Should everyone but Erdoğan shut up?
Right after the Turkish Central Bank lowered its interest rate by another 0.25, the same as last month, reporters asked Prime Minister Ahmet Davutoğlu what he thought.
The question was important because President Tayyip Erdoğan has been asking the Bank to lower interest rates further, hoping that this would help the economy to recover. Erdoğan has been questioning the concept of an independent Central Bank from the start and thinks the elected government should be in full command of it.
Perhaps as a preemptive move to calm the possible fury of Erdoğan, Davutoğlu’s answer implied something like “Not enough, but OK.” The markets hoped that answer put an end to the row - at least until next month’s meeting of the Central Bank board - and the value of the Turkish Lira recovered slightly, after a continuous drop against the U.S. dollar.
But then came a thunderstorm from Erdoğan. During an address to small business owners on Feb. 25, he slammed the Central Bank very harshly. “Its ‘independence’ is only applicable regarding us. It is only ‘independent’ when taking decisions against our expectations,” he said. Then, without directly giving the name of Central Bank Governor Erdem Başçı, he questioned whether the Bank was independent from the Turkish government but dependent on certain other sources. He did not elaborate who those other sources could be, but his words reminded one of the “international interest rate lobby” repeatedly mentioned during the Gezi Park protests of June 2013.
Erdoğan’s speech was followed by even heavier words from Erdoğan’s chief economy advisor Yiğit Bulut against Başçı and Deputy Prime Minister Ali Babacan, who has been running the economic policies of ruling Justice and Development Party (AK Parti) governments since day one in 2002.
After this, the lira immediately plunged against dollar again.
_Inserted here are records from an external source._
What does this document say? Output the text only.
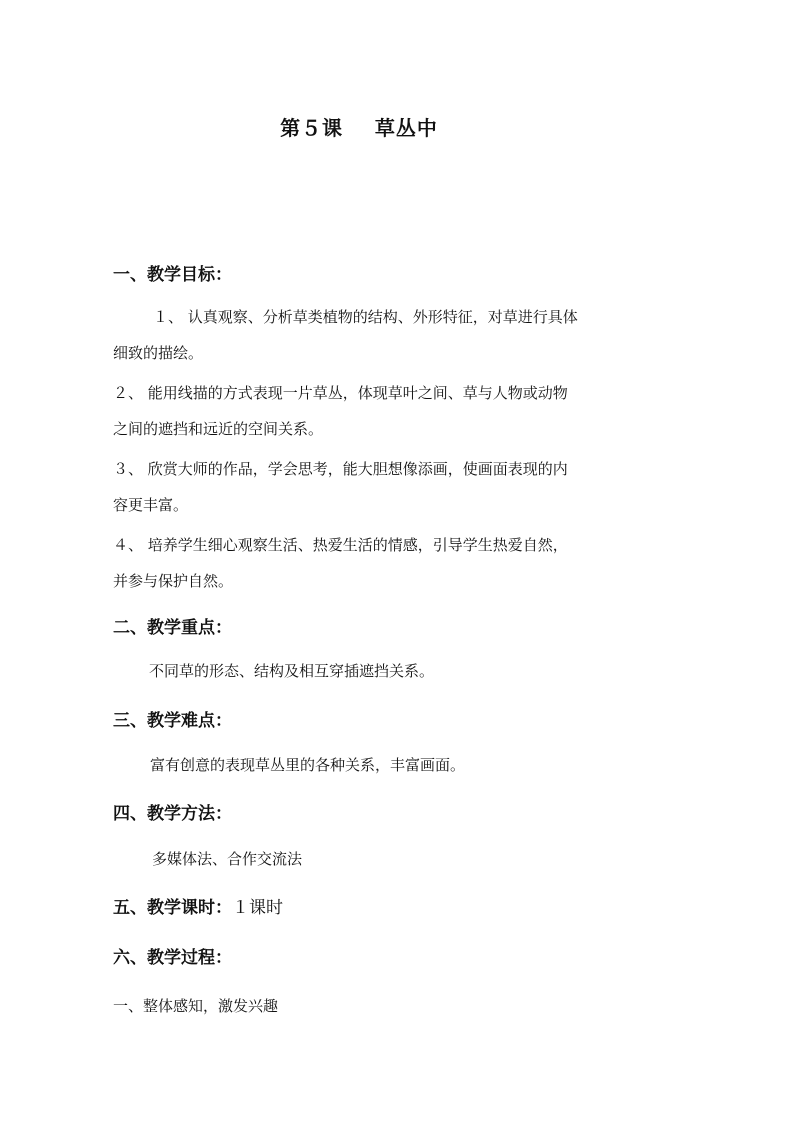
第５课    草丛中
一、教学目标：
１、 认真观察、分析草类植物的结构、外形特征，对草进行具体
细致的描绘。
２、 能用线描的方式表现一片草丛，体现草叶之间、草与人物或动物
之间的遮挡和远近的空间关系。
３、 欣赏大师的作品，学会思考，能大胆想像添画，使画面表现的内
容更丰富。
４、 培养学生细心观察生活、热爱生活的情感，引导学生热爱自然，
并参与保护自然。
二、教学重点：
不同草的形态、结构及相互穿插遮挡关系。
三、教学难点：
富有创意的表现草丛里的各种关系，丰富画面。
四、教学方法：
多媒体法、合作交流法
五、教学课时：１课时
六、教学过程：
一、整体感知，激发兴趣
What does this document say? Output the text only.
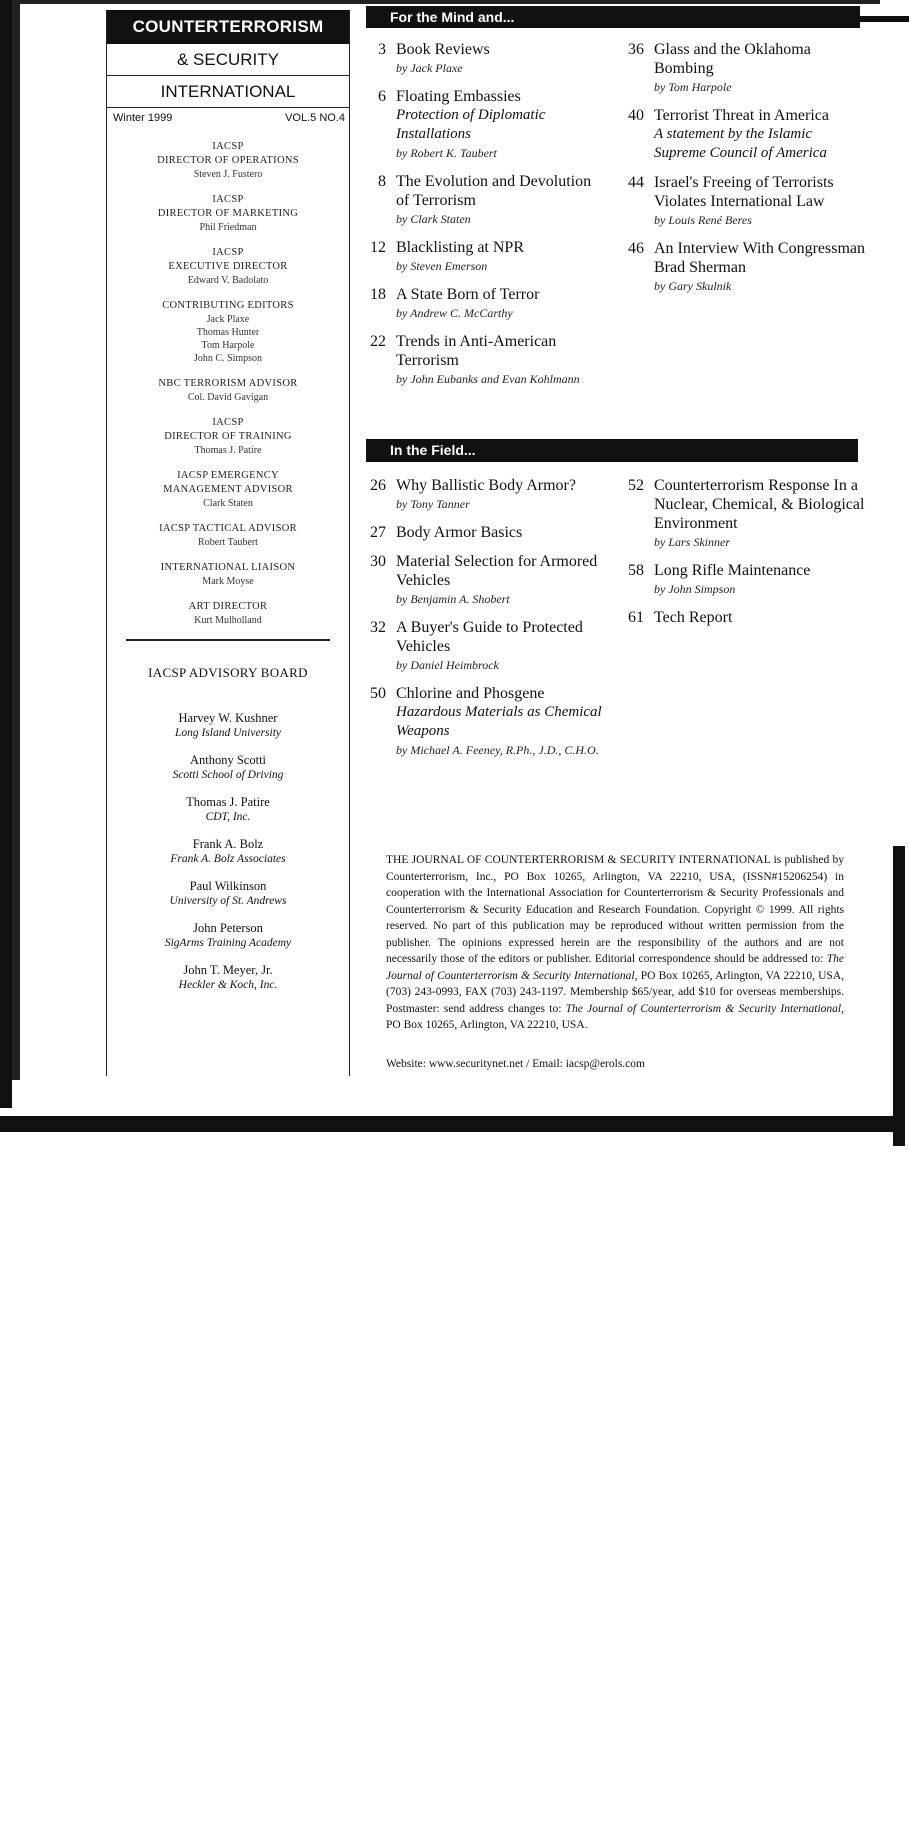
COUNTERTERRORISM
& SECURITY
INTERNATIONAL
Winter 1999	VOL.5 NO.4
IACSP
DIRECTOR OF OPERATIONS
Steven J. Fustero
IACSP
DIRECTOR OF MARKETING
Phil Friedman
IACSP
EXECUTIVE DIRECTOR
Edward V. Badolato
CONTRIBUTING EDITORS
Jack Plaxe
Thomas Hunter
Tom Harpole
John C. Simpson
NBC TERRORISM ADVISOR
Col. David Gavigan
IACSP
DIRECTOR OF TRAINING
Thomas J. Patire
IACSP EMERGENCY
MANAGEMENT ADVISOR
Clark Staten
IACSP TACTICAL ADVISOR
Robert Taubert
INTERNATIONAL LIAISON
Mark Moyse
ART DIRECTOR
Kurt Mulholland
IACSP ADVISORY BOARD
Harvey W. Kushner
Long Island University
Anthony Scotti
Scotti School of Driving
Thomas J. Patire
CDT, Inc.
Frank A. Bolz
Frank A. Bolz Associates
Paul Wilkinson
University of St. Andrews
John Peterson
SigArms Training Academy
John T. Meyer, Jr.
Heckler & Koch, Inc.
For the Mind and...
In the Field...
3 Book Reviews
by Jack Plaxe
6 Floating Embassies
Protection of Diplomatic Installations
by Robert K. Taubert
8 The Evolution and Devolution of Terrorism
by Clark Staten
12 Blacklisting at NPR
by Steven Emerson
18 A State Born of Terror
by Andrew C. McCarthy
22 Trends in Anti-American Terrorism
by John Eubanks and Evan Kohlmann
36 Glass and the Oklahoma Bombing
by Tom Harpole
40 Terrorist Threat in America
A statement by the Islamic Supreme Council of America
44 Israel's Freeing of Terrorists Violates International Law
by Louis René Beres
46 An Interview With Congressman Brad Sherman
by Gary Skulnik
26 Why Ballistic Body Armor?
by Tony Tanner
27 Body Armor Basics
30 Material Selection for Armored Vehicles
by Benjamin A. Shobert
32 A Buyer's Guide to Protected Vehicles
by Daniel Heimbrock
50 Chlorine and Phosgene
Hazardous Materials as Chemical Weapons
by Michael A. Feeney, R.Ph., J.D., C.H.O.
52 Counterterrorism Response In a Nuclear, Chemical, & Biological Environment
by Lars Skinner
58 Long Rifle Maintenance
by John Simpson
61 Tech Report
THE JOURNAL OF COUNTERTERRORISM & SECURITY INTERNATIONAL is published by Counterterrorism, Inc., PO Box 10265, Arlington, VA 22210, USA, (ISSN#15206254) in cooperation with the International Association for Counterterrorism & Security Professionals and Counterterrorism & Security Education and Research Foundation. Copyright © 1999. All rights reserved. No part of this publication may be reproduced without written permission from the publisher. The opinions expressed herein are the responsibility of the authors and are not necessarily those of the editors or publisher. Editorial correspondence should be addressed to: The Journal of Counterterrorism & Security International, PO Box 10265, Arlington, VA 22210, USA, (703) 243-0993, FAX (703) 243-1197. Membership $65/year, add $10 for overseas memberships. Postmaster: send address changes to: The Journal of Counterterrorism & Security International, PO Box 10265, Arlington, VA 22210, USA.
Website: www.securitynet.net / Email: iacsp@erols.com
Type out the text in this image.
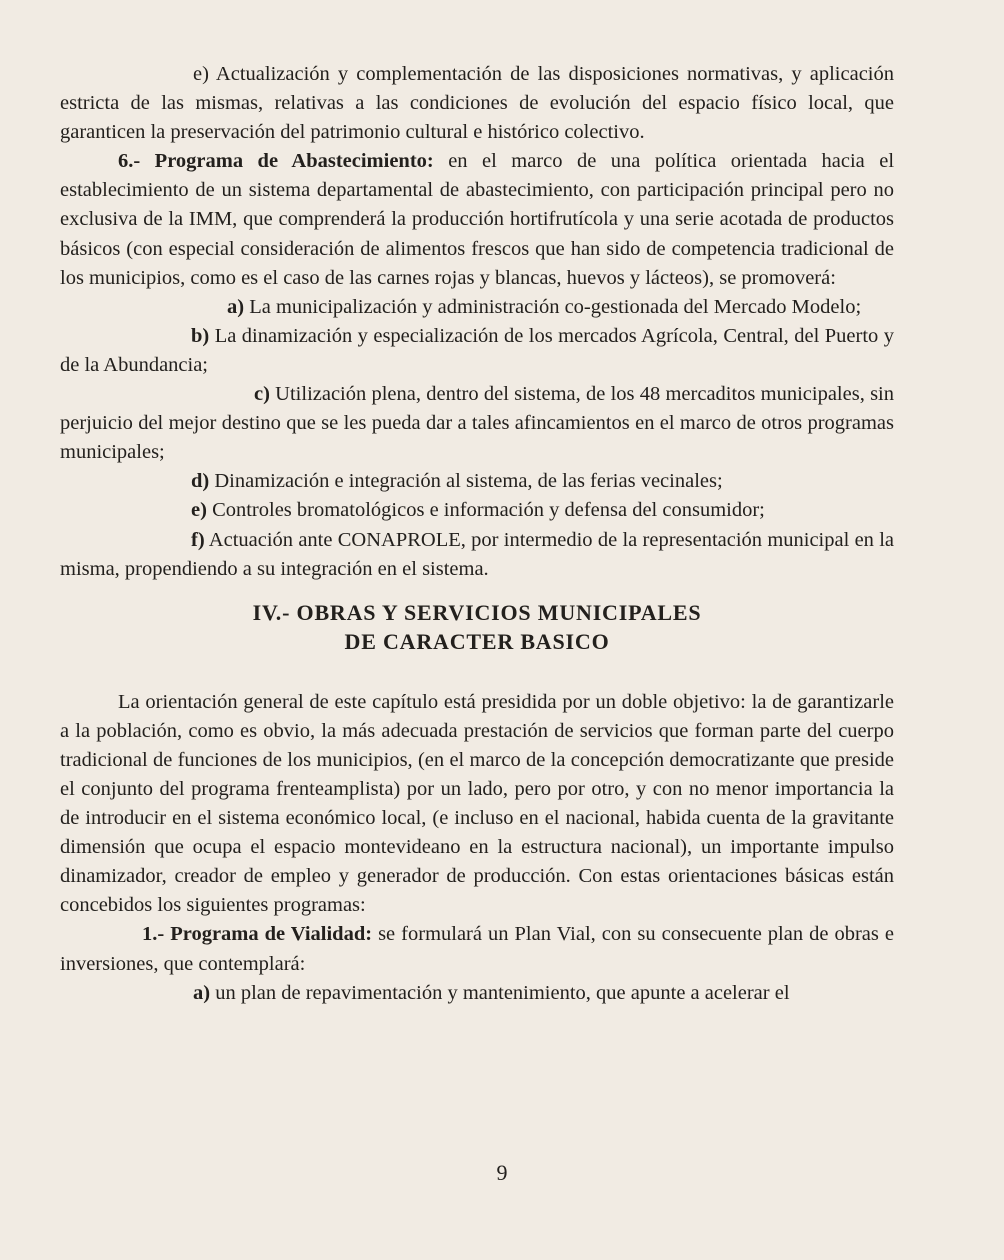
e) Actualización y complementación de las disposiciones normativas, y aplicación estricta de las mismas, relativas a las condiciones de evolución del espacio físico local, que garanticen la preservación del patrimonio cultural e histórico colectivo.

6.- Programa de Abastecimiento: en el marco de una política orientada hacia el establecimiento de un sistema departamental de abastecimiento, con participación principal pero no exclusiva de la IMM, que comprenderá la producción hortifrutícola y una serie acotada de productos básicos (con especial consideración de alimentos frescos que han sido de competencia tradicional de los municipios, como es el caso de las carnes rojas y blancas, huevos y lácteos), se promoverá:

a) La municipalización y administración co-gestionada del Mercado Modelo;

b) La dinamización y especialización de los mercados Agrícola, Central, del Puerto y de la Abundancia;

c) Utilización plena, dentro del sistema, de los 48 mercaditos municipales, sin perjuicio del mejor destino que se les pueda dar a tales afincamientos en el marco de otros programas municipales;

d) Dinamización e integración al sistema, de las ferias vecinales;

e) Controles bromatológicos e información y defensa del consumidor;

f) Actuación ante CONAPROLE, por intermedio de la representación municipal en la misma, propendiendo a su integración en el sistema.

IV.- OBRAS Y SERVICIOS MUNICIPALES
DE CARACTER BASICO

La orientación general de este capítulo está presidida por un doble objetivo: la de garantizarle a la población, como es obvio, la más adecuada prestación de servicios que forman parte del cuerpo tradicional de funciones de los municipios, (en el marco de la concepción democratizante que preside el conjunto del programa frenteamplista) por un lado, pero por otro, y con no menor importancia la de introducir en el sistema económico local, (e incluso en el nacional, habida cuenta de la gravitante dimensión que ocupa el espacio montevideano en la estructura nacional), un importante impulso dinamizador, creador de empleo y generador de producción. Con estas orientaciones básicas están concebidos los siguientes programas:

1.- Programa de Vialidad: se formulará un Plan Vial, con su consecuente plan de obras e inversiones, que contemplará:

a) un plan de repavimentación y mantenimiento, que apunte a acelerar el

9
Prime Minister Davutoğlu then held a 2.5-hour meeting with Babacan, who is known to be close to Başçı. Official sources told the media that there was nothing wrong with this, as it was a scheduled meeting and the two discussed a series of meetings between Davutoğlu and investors in the U.S. on his planned trip later this year.
Speaking in parliament on the morning of Feb. 26, Energy Minister Taner Yıldız had to deny the rumors in parliament that either Babacan or Başçı had resigned, (Babacan being known as Başçı’s protector in the cabinet).
Then, as Erdoğan and Davutoğlu were preparing for the National Security Board (MGK) meeting, the news hit markets in Istanbul and political circles in Ankara that Başçı had not come to his office that morning. The Central Bank’s press office said he had a minor health problem, an apparent first in his 10 years at the helm.
For his part, main opposition social democratic Republican People’s Party (CHP) head Kemal Kılıçdaroğlu yesterday said “that’s enough.” “The president should not put his nose into everything. He should leave the government’s job to the government and the Central Bank’s job to the Central Bank,” he said.
The fact is that Erdoğan’s intervention in daily affairs is not limited to the Central Bank. He also recently announced that he was going to convene the cabinet on March 9, for a second time, after the first time on Jan. 19. As soon as Davutoğlu announced two economic reform packages for transparency and urbanization in January, Erdoğan slammed them in a meeting with AK Parti executives, in the absence of Davutoğlu himself, who has so far failed to submit them to parliament. Erdoğan and Davutoğlu’s difference of opinion on the resignation of former National Intelligence Organization (MİT) Chief Hakan Fidan, to become a candidate for the AK Parti in the June 7 elections, was made public by Erdoğan himself, which had the secondary effect of slowing down the Kurdish peace process. Right after Davutoğlu’s PR campaign following the Turkish military’s recent Süleyman Şah Tomb operation in Syria, Erdoğan announced a second cabinet meeting. Perhaps he was trying to show everyone who’s boss.
Two veterans of AK Parti politics, Deputy Prime Minister Bülent Arınç and Parliament Speaker Cemil Çiçek, have both stopped giving public statements after being repeatedly refuted or snubbed by Erdoğan in public. The AK Parti’s deputy heads and many other ministers are also in deep silence too, only raising their voice to slam either the Gülenists, the opposition parties, or both.
Does Erdoğan want everyone but himself to shut up? That question could soon be suggesting itself to Davutoğlu, if it has not so far.